Although the official statement from Lucid only claims that the Lucid Air is equipped with a Level 2 driving assistance system, in addition to one lidar system, there are 14 cameras, 12 ultrasonic sensors, and 5 millimeter-wave radar sensors, totaling 32 sensors. This hardware combination is difficult to describe as merely “sufficient.” If Lucid could offer even more “detection range,” that would be beneficial.
This also indicates that Lucid does not have a particularly clear direction or technological roadmap for autonomous driving and therefore can only prepare for the future by having ample redundancy.
In conclusion, Lucid Motors had plans to mass-produce Lucid Air in 2018 and execute this version of the PPT. However, due to funding and utilization of a 400V electrical architecture, the production plan was postponed several times as Lucid felt that the car was not prestigious enough as a luxury electric vehicle.
It is possible that Lucid Motors have seen the success of the Tesla Model 3 and Peter Rawlinson has repeatedly mentioned in public that they are not developing models targeted solely at wealthy consumers. They want to develop and sell vehicles that cost around $40,000 for the market.

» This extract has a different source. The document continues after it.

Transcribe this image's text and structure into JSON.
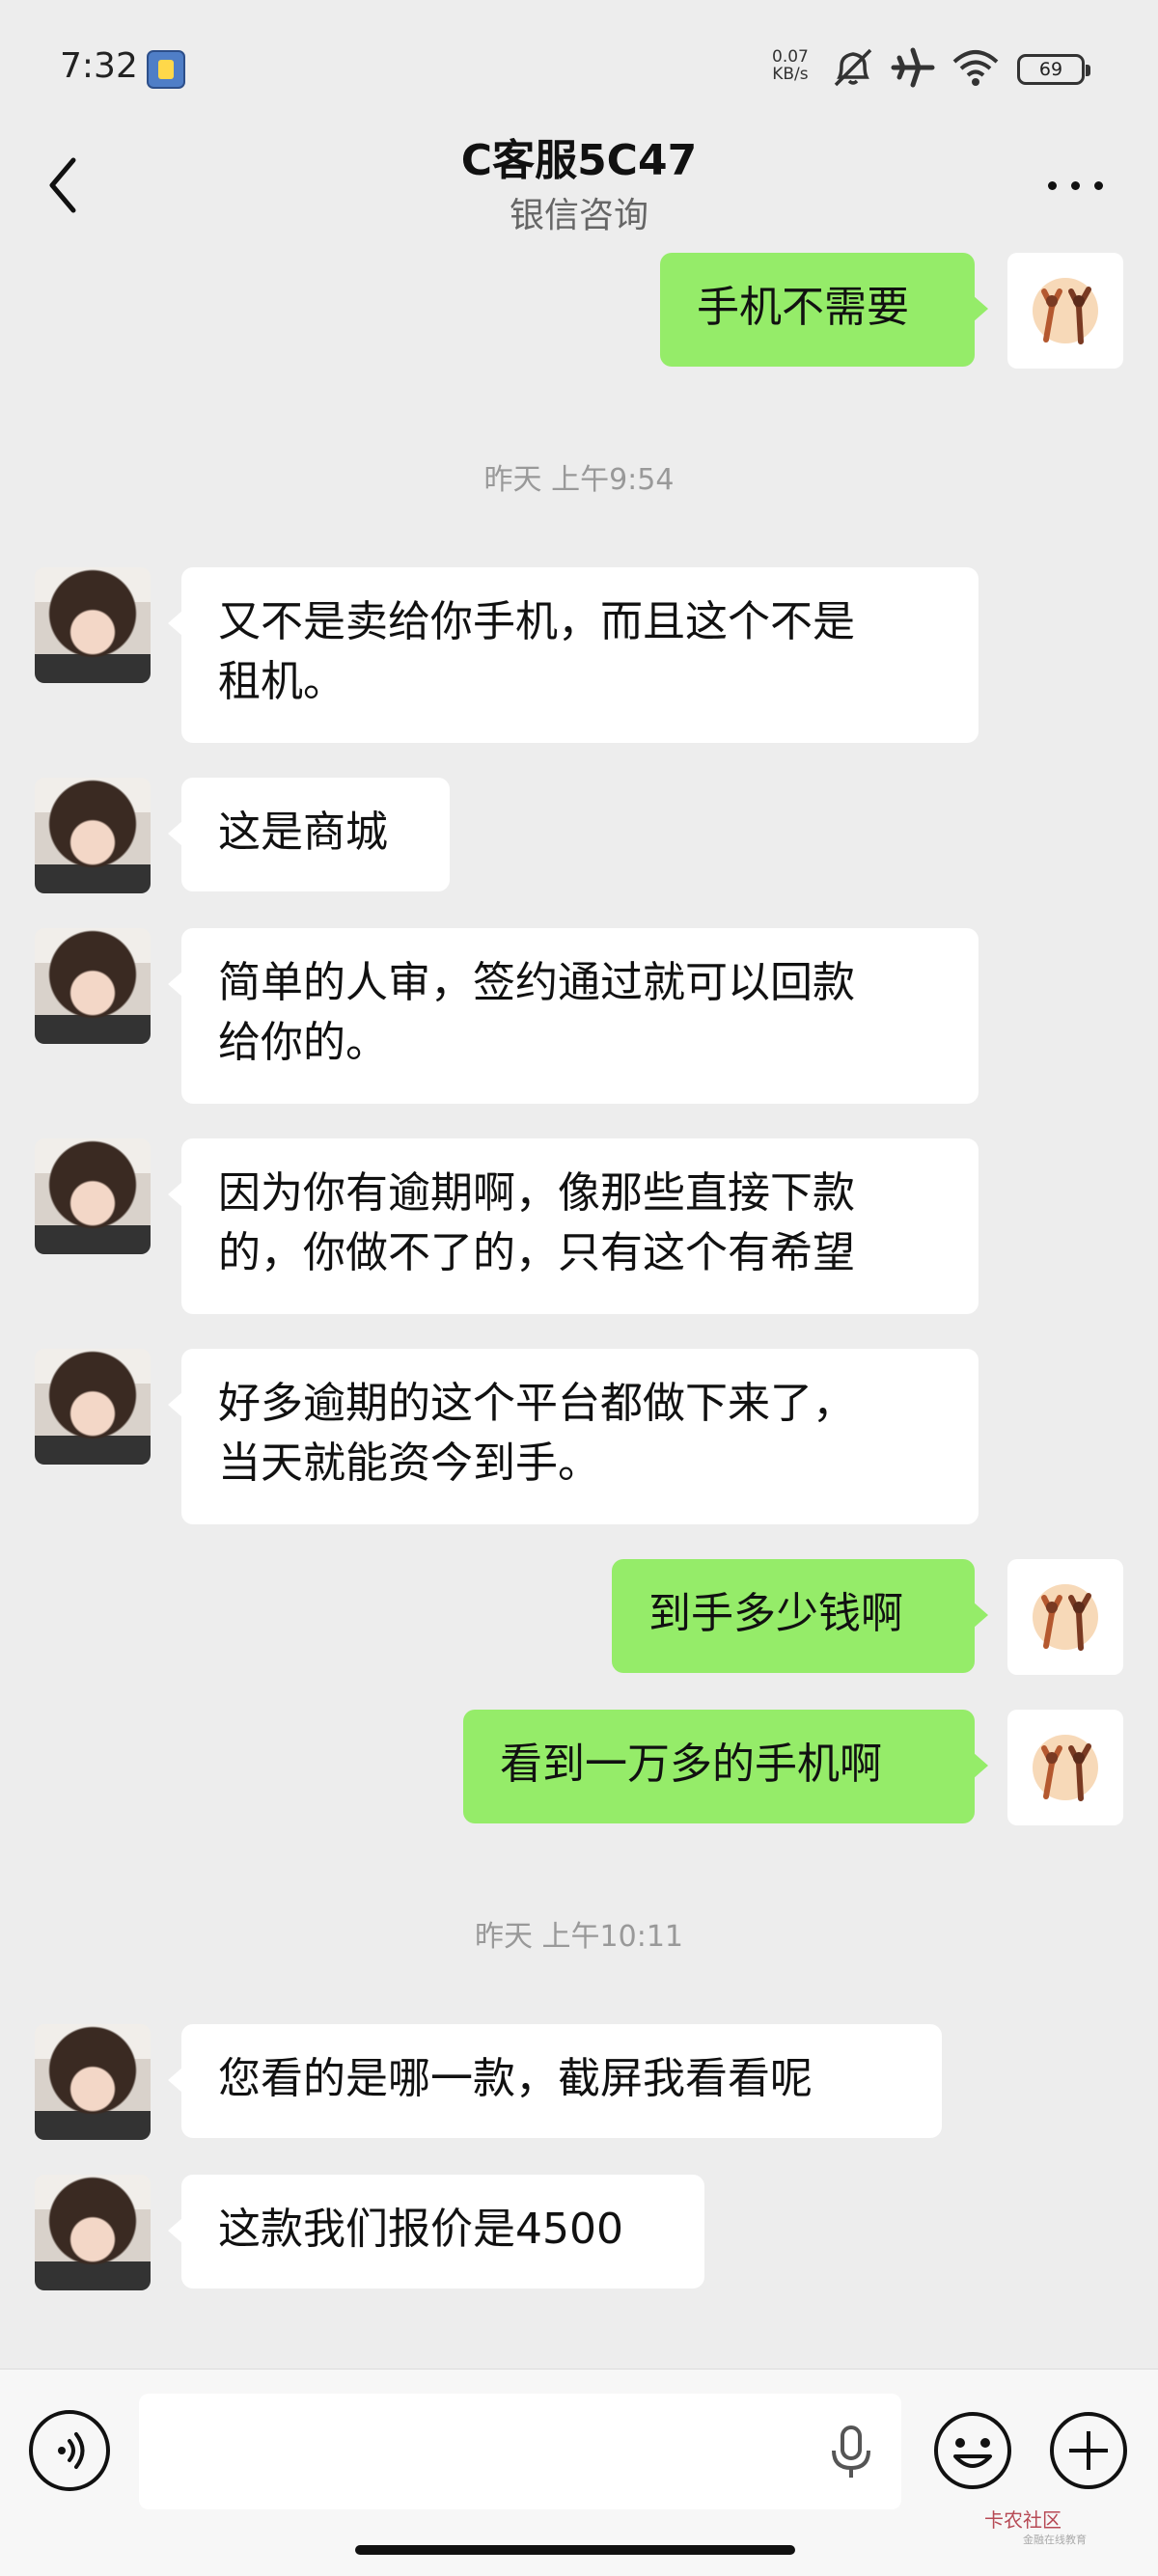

Nonetheless, they may be more focused on vehicle engineering itself and will collaborate with suppliers to complete software algorithms. In my opinion, this is due to a lack of funds.
Regarding the “Tesla killer” title and similar names, Peter Rawlinson admitted that “our gap with Tesla is increasing” and from what he said, I infer that he was referring to the development process of autonomous driving.
Therefore, for Lucid, going public and mass-producing cars are just the beginning of this battle.